Questions fréquentes

Questions fréquentes

Un bouton « Tout refuser » est-il obligatoire ?

La CNIL exige que refuser soit aussi simple qu'accepter. En pratique, un bouton de refus au même niveau que l'acceptation, dès le premier écran, est attendu. Le Conseil d'État a précisé que les boutons n'ont pas à être strictement identiques, mais le refus doit rester tout aussi accessible.

Quels cookies puis-je déposer sans consentement ?

Les traceurs strictement nécessaires : panier d'achat, authentification et session, mémorisation du choix de cookies ou de langue, équilibrage de charge. La mesure d'audience n'est exemptée que si elle respecte des conditions strictes (données anonymes, pas de recoupement, pour le seul éditeur).

Continuer à naviguer vaut-il consentement ?

Non. Faire défiler la page, cliquer ailleurs ou poursuivre la navigation ne vaut pas consentement.
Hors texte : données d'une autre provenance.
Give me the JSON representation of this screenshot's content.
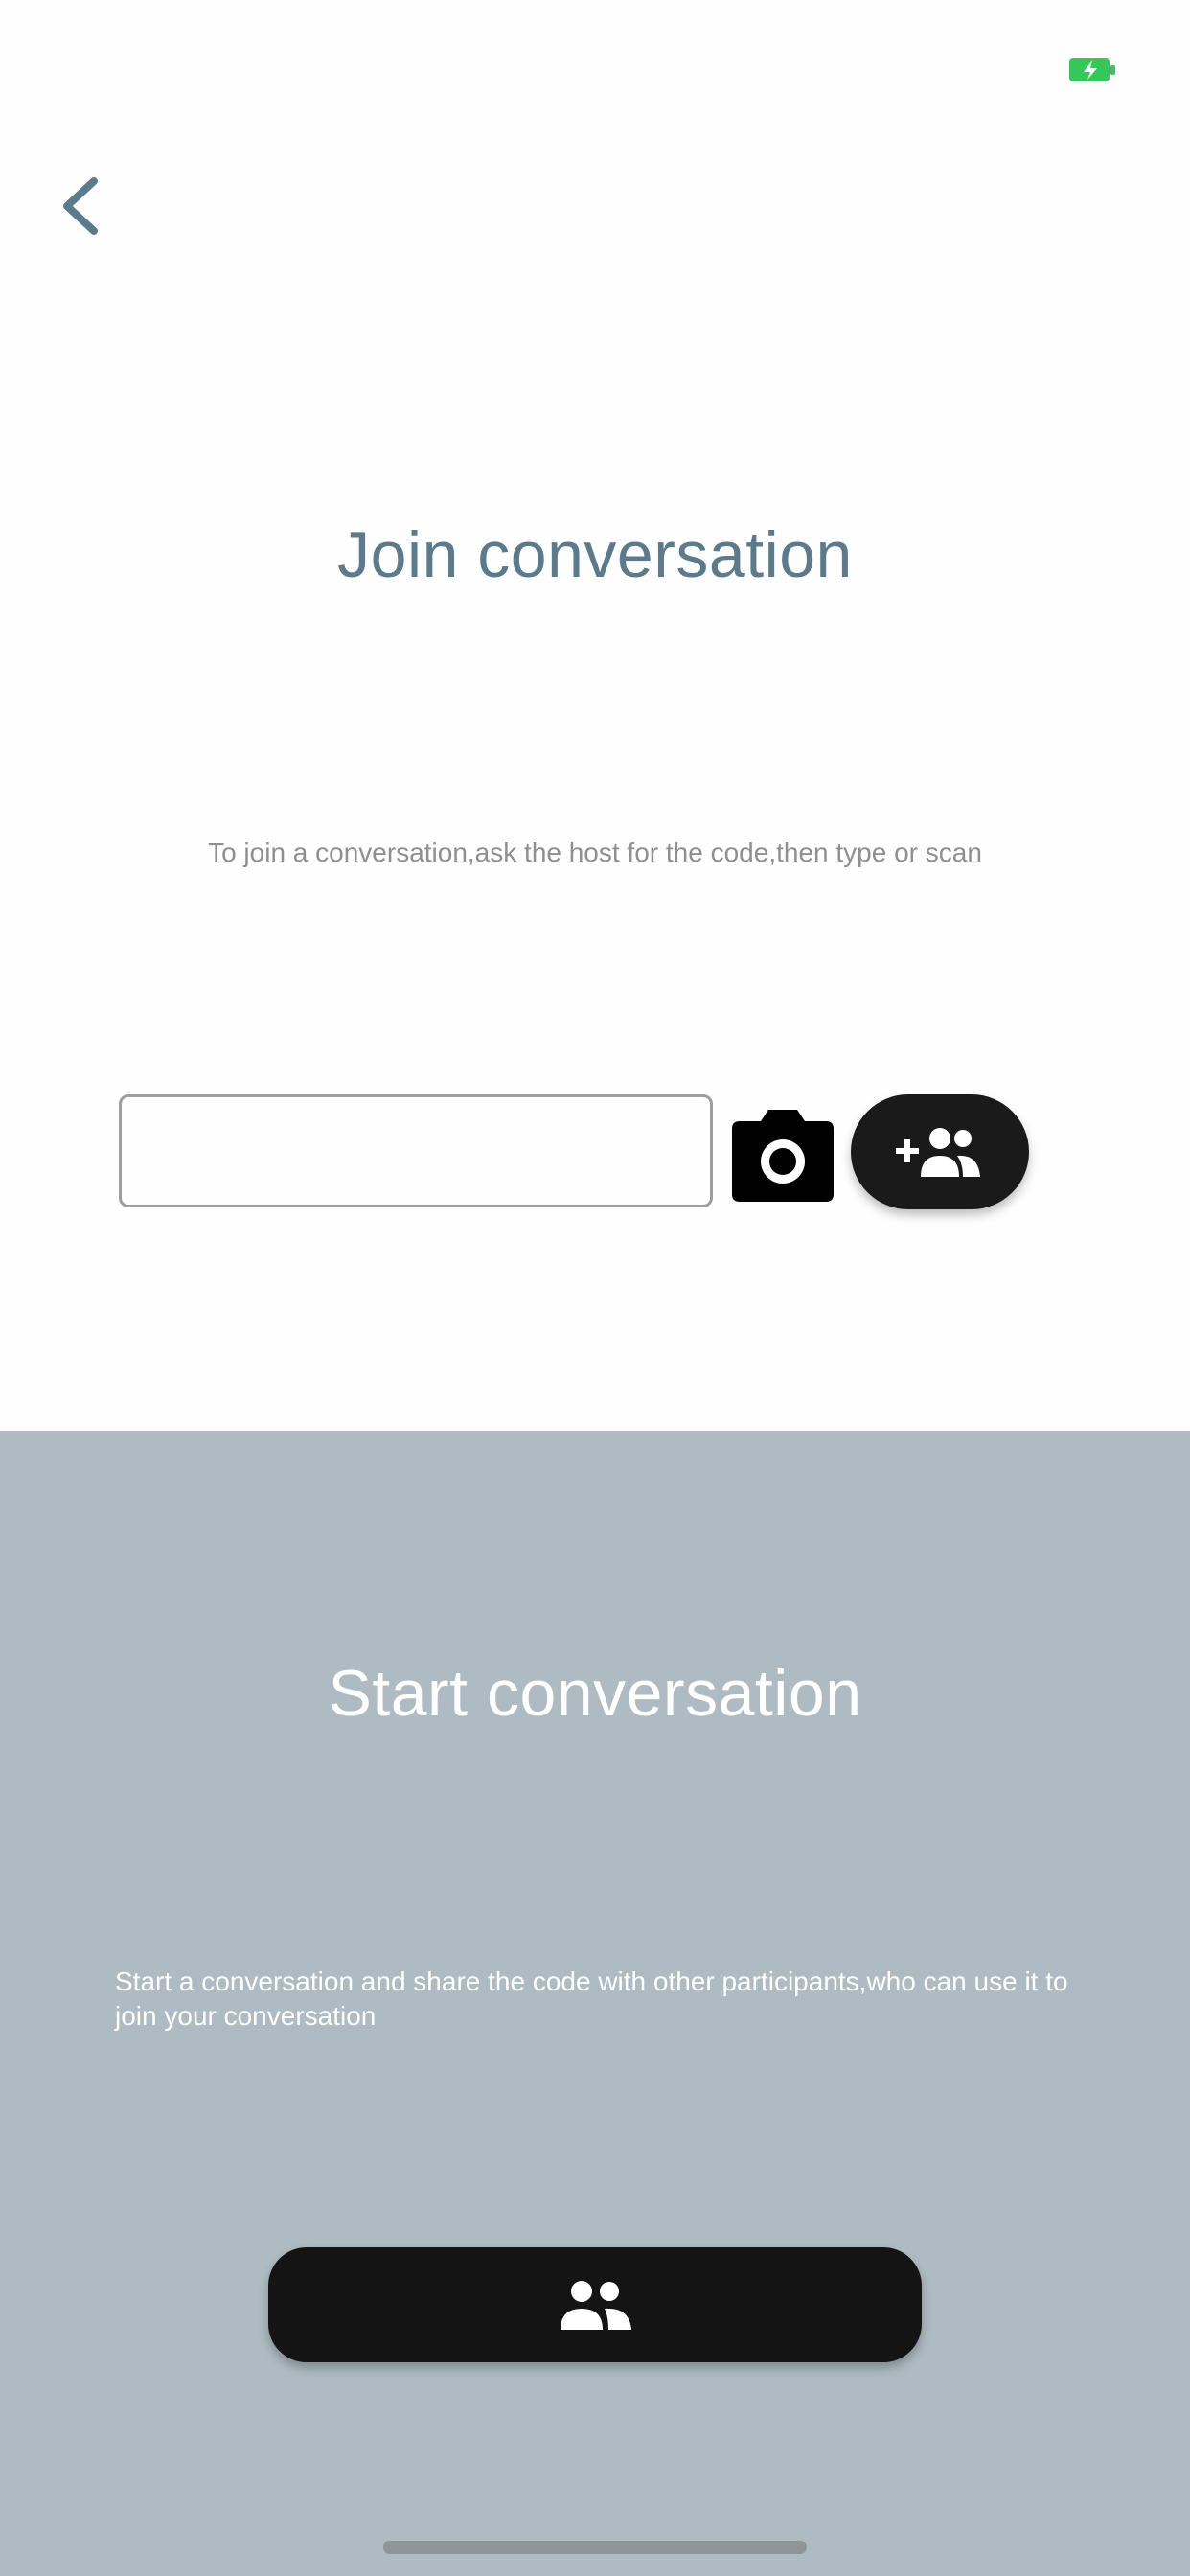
{
  "colors": {
    "title_join": "#5b7a8c",
    "bottom_background": "#aebbc2",
    "button_dark": "#141414",
    "battery_green": "#34c759"
  },
  "status_bar": {
    "battery_icon": "battery-charging-icon"
  },
  "nav": {
    "back_icon": "chevron-left-icon"
  },
  "join": {
    "title": "Join conversation",
    "description": "To join a conversation,ask the host for the code,then type or scan",
    "code_input": {
      "value": "",
      "placeholder": ""
    },
    "scan_icon": "camera-icon",
    "join_icon": "add-group-icon"
  },
  "start": {
    "title": "Start conversation",
    "description": "Start a conversation and share the code with other participants,who can use it to join your conversation",
    "start_icon": "group-icon"
  }
}
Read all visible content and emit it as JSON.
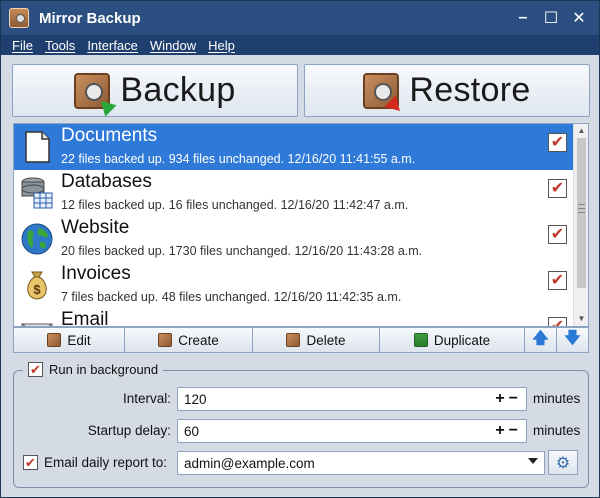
{
  "window": {
    "title": "Mirror Backup",
    "controls": [
      "–",
      "☐",
      "✕"
    ]
  },
  "menu": [
    "File",
    "Tools",
    "Interface",
    "Window",
    "Help"
  ],
  "actions": {
    "backup": "Backup",
    "restore": "Restore"
  },
  "jobs": [
    {
      "name": "Documents",
      "detail": "22 files backed up.  934 files unchanged.  12/16/20 11:41:55 a.m.",
      "icon": "document-icon",
      "checked": true,
      "selected": true
    },
    {
      "name": "Databases",
      "detail": "12 files backed up.  16 files unchanged.  12/16/20 11:42:47 a.m.",
      "icon": "database-icon",
      "checked": true,
      "selected": false
    },
    {
      "name": "Website",
      "detail": "20 files backed up.  1730 files unchanged.  12/16/20 11:43:28 a.m.",
      "icon": "globe-icon",
      "checked": true,
      "selected": false
    },
    {
      "name": "Invoices",
      "detail": "7 files backed up.  48 files unchanged.  12/16/20 11:42:35 a.m.",
      "icon": "money-bag-icon",
      "checked": true,
      "selected": false
    },
    {
      "name": "Email",
      "detail": "",
      "icon": "email-icon",
      "checked": true,
      "selected": false
    }
  ],
  "toolbar": {
    "edit": "Edit",
    "create": "Create",
    "delete": "Delete",
    "duplicate": "Duplicate",
    "up": "🡅",
    "down": "🡇"
  },
  "settings": {
    "run_in_background": "Run in background",
    "interval_label": "Interval:",
    "interval_value": "120",
    "startup_label": "Startup delay:",
    "startup_value": "60",
    "email_label": "Email daily report to:",
    "email_value": "admin@example.com",
    "units": "minutes",
    "stepper": "+−",
    "check": "✔"
  },
  "colors": {
    "titlebar": "#2b4f80",
    "selection": "#2f7ad9",
    "checkmark": "#c0392b"
  }
}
Il faut un acte positif clair. En l'absence de choix, aucun traceur non essentiel ne doit être déposé : l'inaction équivaut à un refus.

Tous les combien faut-il redemander le consentement ?

La CNIL n'impose pas de durée fixe mais recommande de conserver les choix un délai raisonnable, souvent six mois, avant de les redemander. Cette durée s'apprécie selon la nature du site et les spécificités de son audience.

Un cookie wall est-il légal en France ?

Il n'est pas interdit par principe, mais la CNIL en apprécie la légalité au cas par cas. Il faut notamment une alternative réelle et équitable au consentement, souvent un accès payant à tarif raisonnable. Pour une TPE/PME, cette approche reste risquée.

Google Analytics nécessite-t-il un consentement ?

Dans sa configuration standard, oui : il n'entre pas dans l'exemption de mesure d'audience. Il faut le bloquer jusqu'au consentement ou opter pour une solution exemptée correctement paramétrée. Notre guide dédié détaille la marche à suivre.